Recensioni

Se la decisione dell’anno scorso di dedicare una ristampa lussuosa a Goat’s Head Soup ci aveva lasciati perplessi, è invece molto più comprensibile questa celebrazione di Tattoo You: entrambi contengono un classico storico, lì Angie qui Start Me Up, ma in questo caso si celebra anche il quarantesimo compleanno di un disco oltretutto considerato “l’ultimo grande album dei Rolling Stones” (mentre quello, come abbiamo detto, era “il primo della decadenza”). Come di consueto la ristampa è accompagnata, nelle varie versioni multidisco, da materiale supplementare: a parte un doppio live (solo nelle versioni più lussuose) registrato a Wembley nell’82 durante la parte europea del tour dell’album (tour già testimoniato ai tempi da Still Life e dal film Let’s Spend The Nigh Together/Time Is On Our Side, poi in anni recenti da due uscite della serie From The Vault), abbiamo anche un disco con nove brani nuovi (bozze di canzoni riprese e completate ora e una prima versione di Start Me Up) come già nelle ristampe precedenti; ma nel caso di questo album si pone qualche questione in più (su cui si è sorvolato in sede di promozione della ristampa).
Tornando infatti al 1980, dopo Emotional Rescue, i rapporti tra Jagger e Richards non erano un granché: il chitarrista aveva abbandonato l’eroina scoprendo al suo “ritorno” che il cantante si era fatto carico del gruppo e non intendeva mollare il controllo. L’imminenza di un grande tour, poi, non dava neanche molto tempo per fare un album nuovo mentre, allo stesso tempo, i Nostri volevano usare la tournée proprio per promuovere un disco vero. Allora il tecnico del suono Chris Kimsey, con loro già da quasi un decennio, disse che nella gran mole di materiale registrato e non usato, per scelta o perché incompleto, ce n’era a sufficienza per fare un album nuovo: così, dopo aver cercato e selezionato, partono le sessioni per completare quelle che in parte erano solo bozze strumentali.
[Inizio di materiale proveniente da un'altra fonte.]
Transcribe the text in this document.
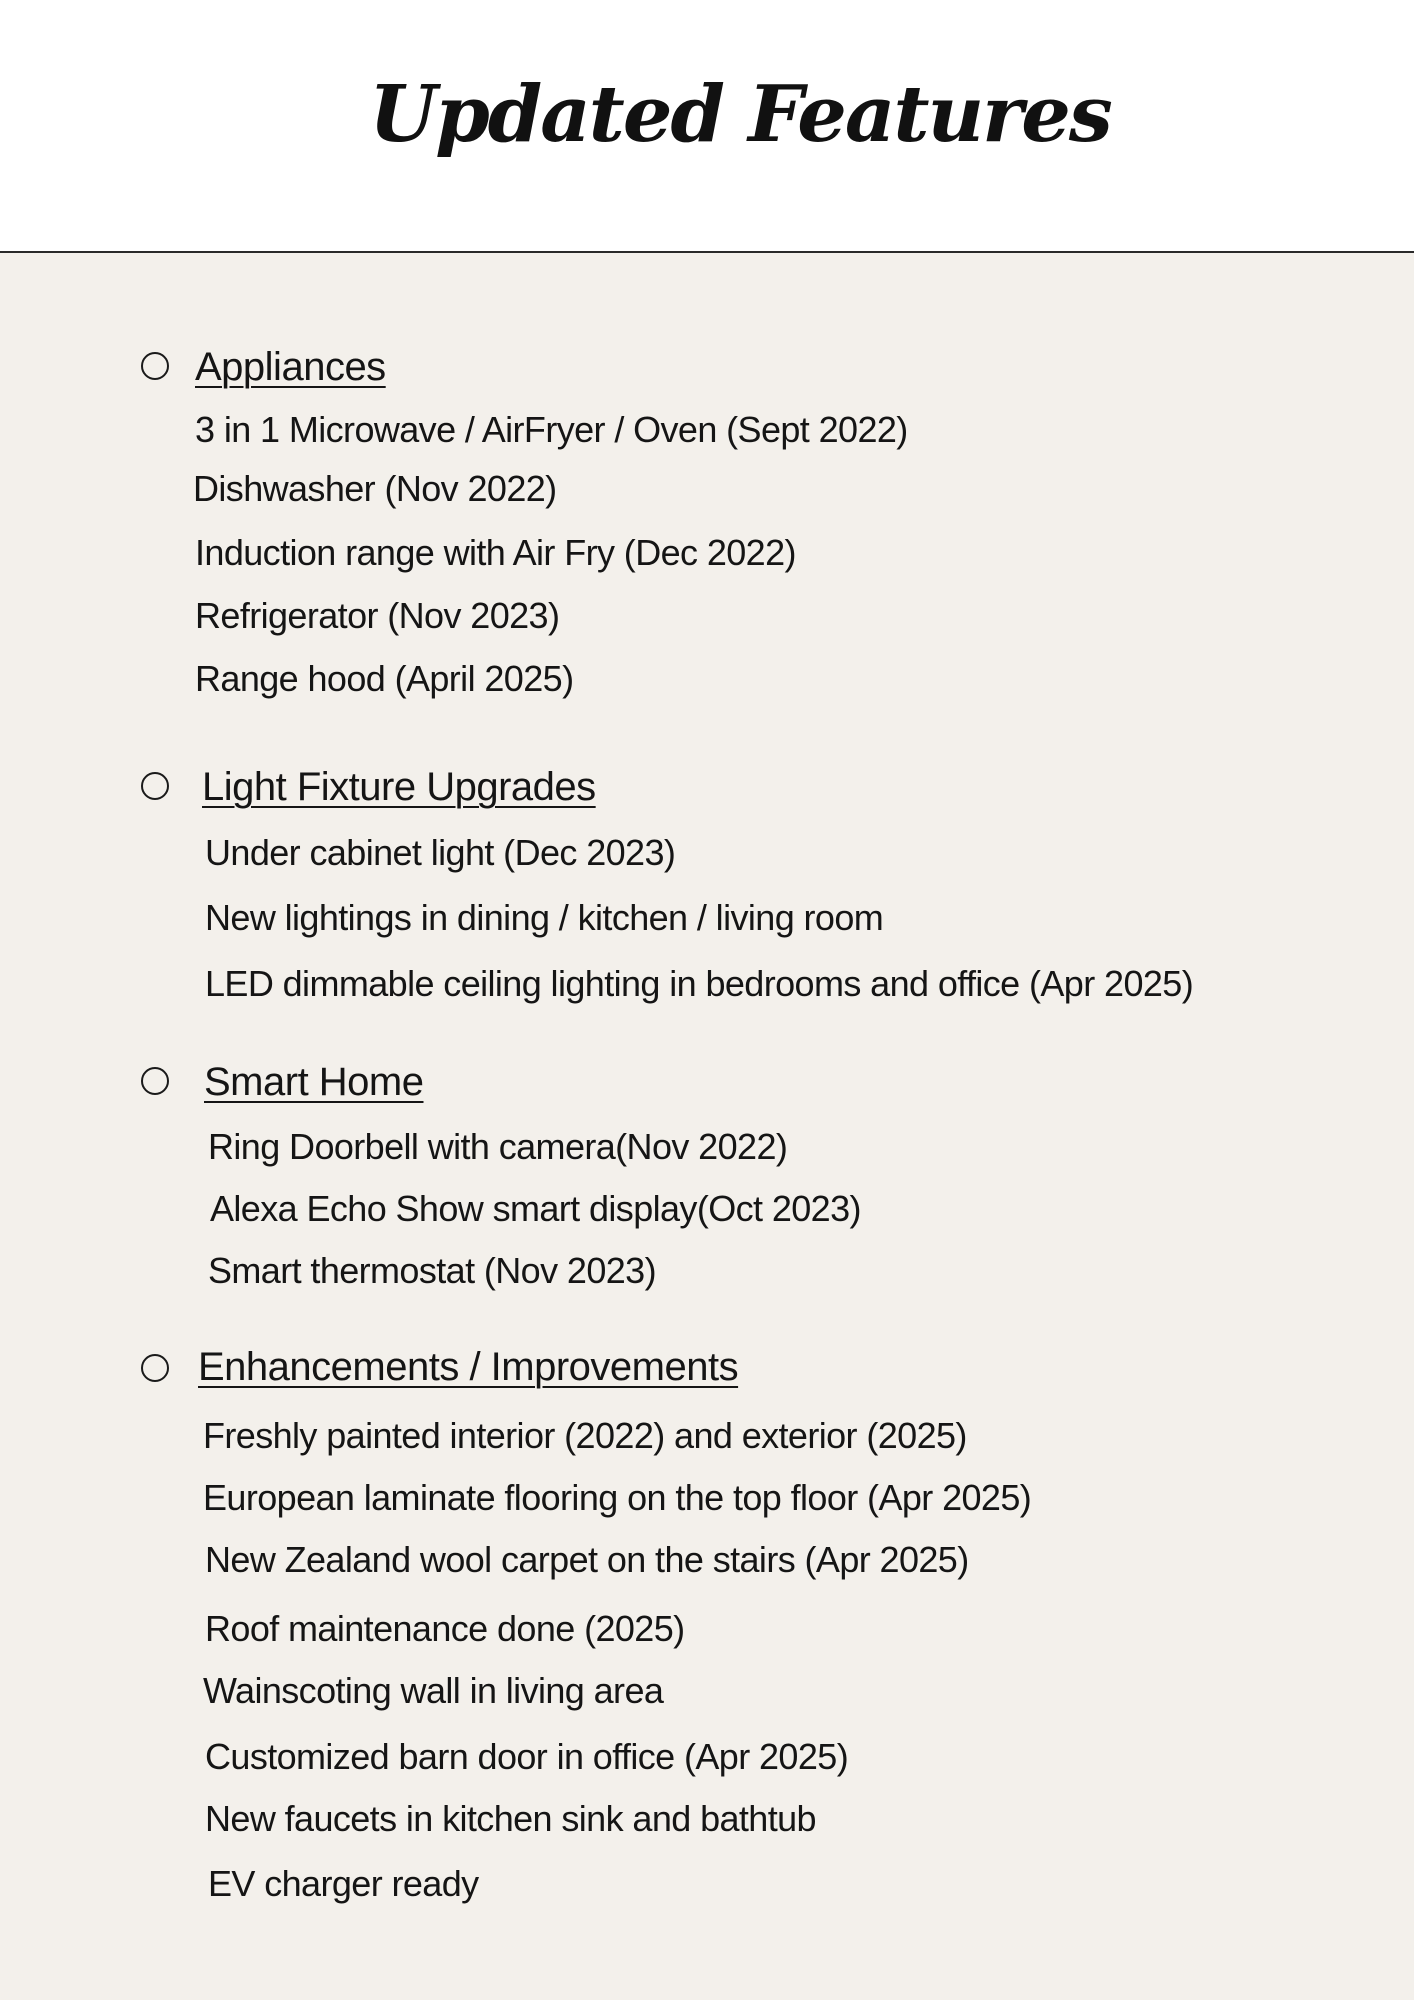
Updated Features
Appliances
3 in 1 Microwave / AirFryer / Oven (Sept 2022)
Dishwasher (Nov 2022)
Induction range with Air Fry (Dec 2022)
Refrigerator (Nov 2023)
Range hood (April 2025)
Light Fixture Upgrades
Under cabinet light (Dec 2023)
New lightings in dining / kitchen / living room
LED dimmable ceiling lighting in bedrooms and office (Apr 2025)
Smart Home
Ring Doorbell with camera(Nov 2022)
Alexa Echo Show smart display(Oct 2023)
Smart thermostat (Nov 2023)
Enhancements / Improvements
Freshly painted interior (2022) and exterior (2025)
European laminate flooring on the top floor (Apr 2025)
New Zealand wool carpet on the stairs (Apr 2025)
Roof maintenance done (2025)
Wainscoting wall in living area
Customized barn door in office (Apr 2025)
New faucets in kitchen sink and bathtub
EV charger ready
Questo non solo vuol dire che la pratica di recuperare materiale vecchio e finirlo non è iniziata nel 2009 con la ristampa di Exile On Main Street, bensì risale al 1980, ma pone anche una domanda: se le uniche sessioni per questo disco sono state quelle per aggiungere parti vocali e qualcuna strumentale, da dove vengono i brani nuovi della nuova ristampa? Se già Tattoo You è un disco fatto di bozze avanzate e completate, queste altre bozze da cosa sono avanzate? Un rapido giro sui siti che catalogano i bootleg degli Stones e una scorsa a quelli di outtakes rivelano che anche queste canzoni, come quelle dell’album principale, provengono da sessioni che risalgono fino al 1973 (Fast Talking Slow Walking addirittura al ’72), e forse facevano già parte della selezione di Kimsey.
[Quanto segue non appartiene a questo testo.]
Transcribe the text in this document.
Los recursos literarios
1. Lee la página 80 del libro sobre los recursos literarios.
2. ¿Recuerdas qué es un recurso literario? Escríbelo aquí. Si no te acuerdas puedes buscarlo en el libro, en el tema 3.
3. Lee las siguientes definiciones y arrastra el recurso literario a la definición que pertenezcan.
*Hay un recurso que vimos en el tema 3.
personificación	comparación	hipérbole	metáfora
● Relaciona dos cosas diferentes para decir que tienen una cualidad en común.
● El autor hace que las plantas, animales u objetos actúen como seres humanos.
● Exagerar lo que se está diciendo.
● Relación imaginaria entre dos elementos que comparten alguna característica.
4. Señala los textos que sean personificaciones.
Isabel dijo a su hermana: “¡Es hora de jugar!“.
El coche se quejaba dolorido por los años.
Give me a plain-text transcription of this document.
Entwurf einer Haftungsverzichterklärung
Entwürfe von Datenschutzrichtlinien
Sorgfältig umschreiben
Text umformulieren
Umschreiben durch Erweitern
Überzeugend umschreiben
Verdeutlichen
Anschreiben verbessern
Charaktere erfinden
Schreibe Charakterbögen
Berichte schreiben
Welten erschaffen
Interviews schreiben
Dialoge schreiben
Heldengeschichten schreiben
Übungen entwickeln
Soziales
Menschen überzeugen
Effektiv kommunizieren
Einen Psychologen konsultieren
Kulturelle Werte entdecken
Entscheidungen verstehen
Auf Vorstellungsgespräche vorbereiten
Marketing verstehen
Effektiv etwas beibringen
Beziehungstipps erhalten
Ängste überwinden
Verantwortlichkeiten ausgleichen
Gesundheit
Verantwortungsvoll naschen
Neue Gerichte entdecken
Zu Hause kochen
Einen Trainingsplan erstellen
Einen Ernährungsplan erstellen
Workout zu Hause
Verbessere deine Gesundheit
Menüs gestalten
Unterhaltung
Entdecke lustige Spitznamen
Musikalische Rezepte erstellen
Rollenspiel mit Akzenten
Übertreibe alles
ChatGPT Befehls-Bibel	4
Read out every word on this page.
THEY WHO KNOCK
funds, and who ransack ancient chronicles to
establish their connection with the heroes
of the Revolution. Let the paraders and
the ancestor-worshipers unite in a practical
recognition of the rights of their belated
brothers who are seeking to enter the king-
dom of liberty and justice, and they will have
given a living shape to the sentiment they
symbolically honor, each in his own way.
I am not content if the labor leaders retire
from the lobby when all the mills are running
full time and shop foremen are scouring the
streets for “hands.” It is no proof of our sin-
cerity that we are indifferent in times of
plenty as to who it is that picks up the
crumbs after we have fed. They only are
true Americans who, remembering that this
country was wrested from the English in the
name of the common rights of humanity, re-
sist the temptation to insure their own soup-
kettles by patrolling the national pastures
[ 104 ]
Nonostante questa origine mista e spuria, nascosta dall’assenza di crediti in copertina (che quindi taceva la presenza di Mick Taylor ma anche le due guest del saxophone colossus Sonny Rollins), il disco fu un successo, commerciale e artistico: merito intanto dell’apertura con Start Me Up, un brano buttato giù nel 1978, lo stesso giorno di Miss You, inizialmente rock con qualche venatura reggae (come si sente nella versione pubblicata qui nella ristampa) che indusse la band a provare a registrarla in quel modo, senza risultati, dunque abbandonato; ripreso per questo album, viene riportato su binari rock in una versione scintillante, col riff in evidenza e Watts che ci mette una intro con uno strano controtempo. Un classico, esempio della maestria del gruppo nel giocare coi pieni e i vuoti, con la pennata e la sospensione, e cavallo di battaglia da momenti topici dei concerti.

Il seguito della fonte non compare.